Di sisi lain, Jaksa Penuntut Umum (JPU) Kejaksaan Negeri Sumenep, R. Teddy Romius, menjelaskan bahwa Surat Keputusan (SK) Kredit Pensiunan atas nama Abdul Hamid dalam amar putusan majelis hakim belum dapat langsung diserahkan kepada korban karena hingga saat ini masih terdapat potongan kredit yang berjalan.

"Kenapa di amar putusan majelis hakim SK Kredit Pensiunan Abdul Hamid dikembalikan ke BRI Sumenep, sebab di situ masih ada potongan kredit," ujar Teddy kepada wartawan, Selasa (23/6/2026).

Menurutnya, apabila tidak ada lagi kewajiban pembayaran kredit yang masih dipotong setiap bulan, dokumen tersebut seharusnya dapat langsung diserahkan kepada pemiliknya.

"Andaikan tidak ada pemotongan, maka SK tersebut langsung diberikan kepada korban dalam hal ini Abdul Hamid," lanjutnya.

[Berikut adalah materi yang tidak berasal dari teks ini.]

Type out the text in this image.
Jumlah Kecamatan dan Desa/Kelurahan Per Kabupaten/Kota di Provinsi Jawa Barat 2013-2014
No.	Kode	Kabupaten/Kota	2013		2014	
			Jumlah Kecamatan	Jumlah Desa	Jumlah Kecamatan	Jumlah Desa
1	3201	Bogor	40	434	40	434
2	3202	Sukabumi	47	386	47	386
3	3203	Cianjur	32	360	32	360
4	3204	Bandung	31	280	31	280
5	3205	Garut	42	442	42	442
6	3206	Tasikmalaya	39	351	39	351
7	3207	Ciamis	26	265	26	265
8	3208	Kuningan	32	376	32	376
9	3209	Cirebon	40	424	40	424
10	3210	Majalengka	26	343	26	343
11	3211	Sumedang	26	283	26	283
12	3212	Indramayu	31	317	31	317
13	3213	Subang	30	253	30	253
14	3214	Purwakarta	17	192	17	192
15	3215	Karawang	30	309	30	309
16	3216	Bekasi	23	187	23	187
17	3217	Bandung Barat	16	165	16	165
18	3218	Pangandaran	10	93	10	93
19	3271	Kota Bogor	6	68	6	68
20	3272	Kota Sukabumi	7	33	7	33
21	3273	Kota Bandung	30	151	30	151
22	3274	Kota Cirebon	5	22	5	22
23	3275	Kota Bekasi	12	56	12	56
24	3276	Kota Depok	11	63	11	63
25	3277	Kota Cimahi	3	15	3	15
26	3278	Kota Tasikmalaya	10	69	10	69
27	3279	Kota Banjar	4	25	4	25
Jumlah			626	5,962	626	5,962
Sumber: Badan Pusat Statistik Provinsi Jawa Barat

Teddy mengatakan, pihak kejaksaan masih menunggu putusan perkara tersebut memperoleh kekuatan hukum tetap atau inkrah, mengingat terdakwa masih memiliki hak untuk menempuh upaya hukum lanjutan.

"Saat ini kita masih menunggu hukum berkekuatan tetap. Saya juga mengantisipasi kalau terdakwa melakukan banding, maka saya selaku JPU juga akan melakukan banding," katanya.

Meski demikian, ia memastikan pihak kejaksaan bersama keluarga korban akan segera mengambil langkah lanjutan setelah putusan berkekuatan hukum tetap diterbitkan.

"Kalau sudah keluar putusan inkrah, saya selaku JPU dan keluarga korban berikut kuasa hukumnya, mari datangi Kantor BRI Cabang Sumenep," tegasnya.

Menurut Teddy, pertemuan tersebut bertujuan untuk meminta pengembalian SK pensiun milik Abdul Hamid sekaligus penghentian fasilitas kredit yang hingga kini masih berjalan.

"Yang jelas, kami akan menemui pimpinannya bersama pihak keluarga korban. Dalam pertemuan itu juga kami akan meminta SK milik Abdul Hamid dikembalikan, kreditnya yang masih berjalan untuk disetop," ujarnya.

Sementara mengenai kemungkinan pengembalian dana hasil pemotongan kredit yang telah berlangsung selama bertahun-tahun, Teddy menyebut hal itu merupakan ranah kebijakan pihak perbankan.

"Untuk persoalan apakah potongan dari kredit itu juga wajib dikembalikan oleh pihak bank, silakan konfirmasi ke BRI Sumenep," katanya.

Sebelumnya, perwakilan Divisi Risiko BRI Cabang Sumenep, Rully Agusta, menyampaikan bahwa seluruh aspirasi dan tuntutan yang disampaikan keluarga korban telah diterima dan akan diteruskan kepada jajaran pimpinan BRI untuk menjadi bahan pertimbangan.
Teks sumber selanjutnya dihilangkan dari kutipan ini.